I never once think when another guy is checking her out that she might leave me for him. I'm comfortable in where we are as a couple, she loves me, I love her, I ain't got any worries. When guys check her out it just makes me smile because they are usually so obvious about it. To me its funny, we are almost always walking together hand in hand, sometimes hand on butt, and still they will look her up and down. I know that there is no way that she would be interested in a guy like that.
I learned early on that she has a jealous streak.
I had never had that before. It was funny, she's way hotter than me if anyone should be possessive it should be me. For like a week it was flattering. After about 8 days it was starting to get exhausting. The crazy thing is she has nothing to jealous about, I am all over her. I never look at other women, I don't need to, she does the looking for me. Meantime I'll be blissfully unaware. I'll be enjoying spending some time together in a park, listening to the birds in the trees, thinking everything but the sharp Utah grass stabbing my butt is wonderful. Then I will sense that the wife is getting short with something I have said and I realise that el diablo has started the process of taking over my wife.
I always imagined the devil to be a big guy. I didn't see him coming in the form of a 5ft 3 inch latina woman. My mistake. I now know for sure that when Ricky Martin sings she looks like a flower but she stings like a bee that I ain't alone. Latinas are jealous creatures, possessive and maybe slightly crazy when el diablo takes root.
I have tried my damnedest to understand the jealous thing. I thought at first maybe it was especially powerful at a certain time in the month so I tried timing it
Most important rule to remember when in love with a latina, she is number one, don't look away! She has told me that the signs were there from the beginning, things I have written in this blog before I even knew her have bit me in the ass since, but love is blind I didn't see it coming.
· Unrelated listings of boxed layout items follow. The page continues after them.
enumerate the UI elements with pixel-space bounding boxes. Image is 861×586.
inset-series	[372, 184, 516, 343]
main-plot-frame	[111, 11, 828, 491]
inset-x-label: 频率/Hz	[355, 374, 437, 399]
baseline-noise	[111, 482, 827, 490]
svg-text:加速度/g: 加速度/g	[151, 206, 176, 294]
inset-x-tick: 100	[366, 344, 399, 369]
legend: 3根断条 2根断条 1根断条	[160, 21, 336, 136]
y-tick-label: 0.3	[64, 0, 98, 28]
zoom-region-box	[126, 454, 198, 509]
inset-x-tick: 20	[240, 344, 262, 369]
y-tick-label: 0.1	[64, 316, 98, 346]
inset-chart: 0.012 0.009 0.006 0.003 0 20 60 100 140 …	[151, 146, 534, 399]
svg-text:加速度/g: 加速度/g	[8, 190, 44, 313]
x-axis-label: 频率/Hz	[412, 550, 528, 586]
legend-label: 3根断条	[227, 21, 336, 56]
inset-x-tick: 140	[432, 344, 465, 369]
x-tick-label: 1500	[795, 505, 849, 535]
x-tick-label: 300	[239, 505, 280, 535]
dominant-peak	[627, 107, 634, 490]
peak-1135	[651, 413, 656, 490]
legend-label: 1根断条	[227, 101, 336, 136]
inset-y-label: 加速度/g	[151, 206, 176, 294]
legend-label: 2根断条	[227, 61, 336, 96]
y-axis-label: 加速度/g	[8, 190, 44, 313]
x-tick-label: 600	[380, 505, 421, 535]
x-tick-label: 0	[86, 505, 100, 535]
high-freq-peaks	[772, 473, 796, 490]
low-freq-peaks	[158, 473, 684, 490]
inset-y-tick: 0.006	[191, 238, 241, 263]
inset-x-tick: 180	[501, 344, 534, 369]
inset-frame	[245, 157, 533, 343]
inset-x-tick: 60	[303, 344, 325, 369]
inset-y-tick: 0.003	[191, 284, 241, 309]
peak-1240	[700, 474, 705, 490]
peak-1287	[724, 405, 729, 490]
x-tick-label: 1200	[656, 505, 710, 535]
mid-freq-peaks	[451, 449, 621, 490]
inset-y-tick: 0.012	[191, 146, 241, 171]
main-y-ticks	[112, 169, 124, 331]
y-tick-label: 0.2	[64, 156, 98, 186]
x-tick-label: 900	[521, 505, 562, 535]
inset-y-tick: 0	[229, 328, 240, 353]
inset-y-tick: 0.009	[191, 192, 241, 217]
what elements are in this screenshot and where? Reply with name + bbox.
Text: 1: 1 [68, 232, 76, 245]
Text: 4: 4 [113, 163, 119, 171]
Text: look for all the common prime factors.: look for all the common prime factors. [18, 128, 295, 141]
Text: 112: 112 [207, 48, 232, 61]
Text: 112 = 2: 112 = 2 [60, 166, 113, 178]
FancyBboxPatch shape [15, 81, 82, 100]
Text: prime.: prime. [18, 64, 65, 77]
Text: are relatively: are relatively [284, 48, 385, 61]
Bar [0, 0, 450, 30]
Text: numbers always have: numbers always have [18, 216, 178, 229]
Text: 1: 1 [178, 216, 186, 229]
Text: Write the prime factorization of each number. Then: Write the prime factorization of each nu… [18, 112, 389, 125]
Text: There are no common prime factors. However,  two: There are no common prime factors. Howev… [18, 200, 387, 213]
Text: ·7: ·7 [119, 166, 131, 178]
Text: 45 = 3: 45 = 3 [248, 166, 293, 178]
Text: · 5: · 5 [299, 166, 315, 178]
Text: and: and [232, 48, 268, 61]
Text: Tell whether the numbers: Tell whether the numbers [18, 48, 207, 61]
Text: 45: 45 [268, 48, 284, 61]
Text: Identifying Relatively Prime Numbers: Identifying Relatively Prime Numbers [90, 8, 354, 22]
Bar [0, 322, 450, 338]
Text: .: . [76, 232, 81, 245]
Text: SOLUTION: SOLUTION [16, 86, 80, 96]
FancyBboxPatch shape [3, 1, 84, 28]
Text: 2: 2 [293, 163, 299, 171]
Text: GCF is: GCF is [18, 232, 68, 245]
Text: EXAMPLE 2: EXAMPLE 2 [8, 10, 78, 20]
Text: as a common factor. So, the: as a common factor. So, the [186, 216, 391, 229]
I love latinos, if it wasn't for latinos I probably would not have anyone to speak to in this country. Gringos look at me like I am speaking another language when I open my mouth. Latinos know I am speaking another language but they don't give up trying to understand me. And then there is the good food.
However Latinos are also blunt. Scots are blunt too, so that's all good. Chileans though take bluntness to a whole new level. Chileans, always, have an opinion. In the company of Chileans you will get crap for being fat, or crap for being skinny, and there is no in between. You are damned either way. Someone makes an assessment and everyone joins in with the jibes. Sitting at a table with Chileans is like being the ball of a pin ball machine, until it is some other poor sods turn. Some of the comments that go flying around the table can be down right mean, but its love.
When I am out with my adopted family you will mostly find me parked at my wife's butt. It's like a family joke that I am her shadow. I admit it I pretty much am. I'm crazy about the girl. But as much as I love her, it might not be the only reason for my behaviour.
Another reason might be I observed early on in our walks around the latin mall that if you say the wrong thing, or someone says the wrong for you on your behalf you are liable to get hit. Not necessarily by the person who is most the offended but more likely by the person situated nearest to you at the time. With this observation I probably unconsciously decided that it was best that if I was going to get hit I may as well be hit by someone who I could at least have a conversation with. 11 and half months later and I am still her shadow. That might say something about how much I love her or how much my Spanish sucks. Or both. I'm trying to figure it out myself.